Here's the status of the watch:

Output
curl localhost:9200/_watcher/watch/0f65255b-8e0d-4aee-b8fc-8d3cf06ed3f4 | json_pp
% Total % Received % Xferd Average Speed Time Time Time Current
Dload Upload Total Spent Left Speed
100 1434 100 1434 0 0 175k 0 --:--:-- --:--:-- --:--:-- 200k
{
"found" : true,
"status" : {
"version" : 1,
"state" : {
"active" : true,
"timestamp" : "2020-02-19T20:58:01.657Z"
},
"actions" : {
"slack_1" : {
"ack" : {
"timestamp" : "2020-02-19T20:58:01.657Z",
"state" : "awaits_successful_execution"
}
}
}
}

--- rest of the output cut off ---

Can you please let me how I can make this rule trigger?

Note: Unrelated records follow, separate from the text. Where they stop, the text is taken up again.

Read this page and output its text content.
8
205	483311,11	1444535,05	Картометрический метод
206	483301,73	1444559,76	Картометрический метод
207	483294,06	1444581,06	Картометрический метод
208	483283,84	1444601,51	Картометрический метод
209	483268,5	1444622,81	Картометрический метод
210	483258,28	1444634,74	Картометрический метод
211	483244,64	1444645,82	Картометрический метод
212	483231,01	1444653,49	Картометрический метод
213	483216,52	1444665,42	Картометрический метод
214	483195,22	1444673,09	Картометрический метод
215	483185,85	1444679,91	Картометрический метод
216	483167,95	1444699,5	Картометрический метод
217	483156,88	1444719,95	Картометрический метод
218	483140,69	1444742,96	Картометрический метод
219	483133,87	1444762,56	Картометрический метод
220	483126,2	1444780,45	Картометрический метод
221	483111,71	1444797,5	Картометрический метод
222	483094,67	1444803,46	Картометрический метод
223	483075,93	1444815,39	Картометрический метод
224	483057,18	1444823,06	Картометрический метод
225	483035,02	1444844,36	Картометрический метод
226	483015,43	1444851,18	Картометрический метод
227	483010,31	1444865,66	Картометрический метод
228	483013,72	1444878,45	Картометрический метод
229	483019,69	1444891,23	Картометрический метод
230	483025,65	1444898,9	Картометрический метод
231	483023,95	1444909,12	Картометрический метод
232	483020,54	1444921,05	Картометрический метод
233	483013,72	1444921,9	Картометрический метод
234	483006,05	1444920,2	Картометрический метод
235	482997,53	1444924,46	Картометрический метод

please share the output of the watcher history entry for this watch in a gist, so we can take a look why the watchdid not trigger

GET .watcher-history-*/_search
{
  "query": {
    "bool": {
      "filter": [
        {
          "term": {
            "watch_id": "THE_WATCH_ID"
          }
        }
      ]
    }
  },
  "sort": [
    {
      "trigger_event.triggered_time": {
        "order": "desc"
      }
    }
  ]
}

hope this helps.

Hi Alex,

Thanks for helping me out,

The output from .watcher-history-*/_search does not contain the watch id for the watch I created. I see only the system watches being present. I wonder if it has something to do with the trigger engine and it not being scheduled at all. What other logs can I provide you to troubleshoot this further?

Can you provide the watch (the whole API call would be best) that you used to store the watch? I am especially interested in the trigger.

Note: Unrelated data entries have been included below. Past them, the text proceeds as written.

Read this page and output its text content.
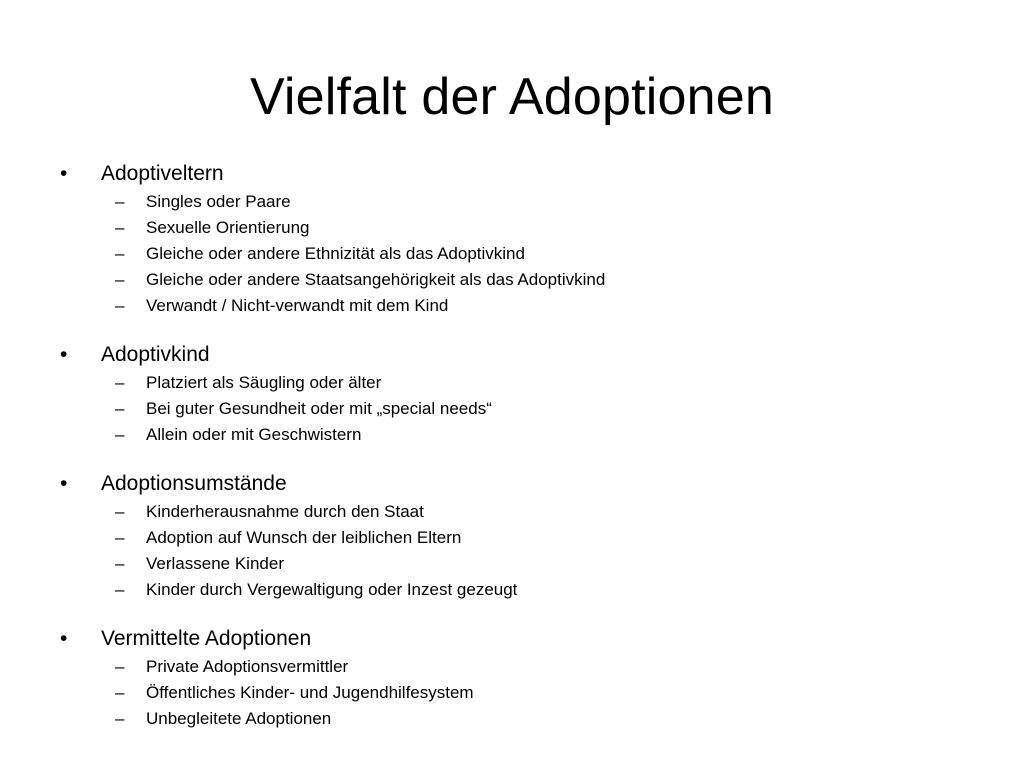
Vielfalt der Adoptionen
•	Adoptiveltern
– Singles oder Paare
– Sexuelle Orientierung
– Gleiche oder andere Ethnizität als das Adoptivkind
– Gleiche oder andere Staatsangehörigkeit als das Adoptivkind
– Verwandt / Nicht-verwandt mit dem Kind
•	Adoptivkind
– Platziert als Säugling oder älter
– Bei guter Gesundheit oder mit „special needs“
– Allein oder mit Geschwistern
•	Adoptionsumstände
– Kinderherausnahme durch den Staat
– Adoption auf Wunsch der leiblichen Eltern
– Verlassene Kinder
– Kinder durch Vergewaltigung oder Inzest gezeugt
•	Vermittelte Adoptionen
– Private Adoptionsvermittler
– Öffentliches Kinder- und Jugendhilfesystem
– Unbegleitete Adoptionen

Here you go, and I saved this watch using the GUI on Kibana. Documentation says the watch is default active when you save it so I didn't use an API call to store the watch, should I instead delete this watch and use an API call to insert it?

{
"trigger": {
"schedule": {
"interval": "30s"
}
},
"input": {
"search": {
"request": {
"search_type": "query_then_fetch",
"indices": [
"metricbeat-"
],
"rest_total_hits_as_int": true,
"body": {
"size": 0,
"query": {
"bool": {
"must": [
{
"range": {
"@timestamp": {
"gte": "{{ctx.trigger.scheduled_time}}||-30s",
"lte": "{{ctx.trigger.scheduled_time}}",
"format": "strict_date_optional_time||epoch_millis"
}
}
},
{
"match": {
"agent.hostname": "oam2"
}
},
{
"match": {
"event.dataset": "system.cpu"
}
}
]
}
},
"aggs": {
"metricAgg": {
"max": {
"field": "system.cpu.total.norm.pct"
}
}
}
}
}
}
},
"condition": {
"script": {
"source": "if (ctx.payload.aggregations.metricAgg.value > params.threshold) { return true; } return false;",
"lang": "painless",
"params": {
"threshold": 0.01
}
}
},
"actions": {
"slack_1": {
"slack": {
"message": {
"text": "Watch [{{ctx.metadata.name}}] has exceeded the threshold of 1% for node 1. Current CPU utilization is {{ctx.payload.result}}%."
}
}
}
},
"transform": {
"script": {
"source": "HashMap result = new HashMap(); result.result = ctx.payload.aggregations.metricAgg.value
100; return result;",
"lang": "painless",
"params": {
"threshold": 0.01
}
}
}
}

Something else I've noticed, JFYI, I created other rules using the simple rule builder and advanced watch on the GUI, and I've inserted a rule using a PUT API call, they all execute manually and return expected results but none of them get triggered automatically and none of them show up in watcher-history.

On further inspection, it seems that only when slack is configured the automatic triggering does not work. Manual trigger with slack alert still works though.

Got it working, had to apply slack setting (bin/elasticsearch-keystore) on all three nodes of the Elasticsearch cluster.

This topic was automatically closed 28 days after the last reply. New replies are no longer allowed.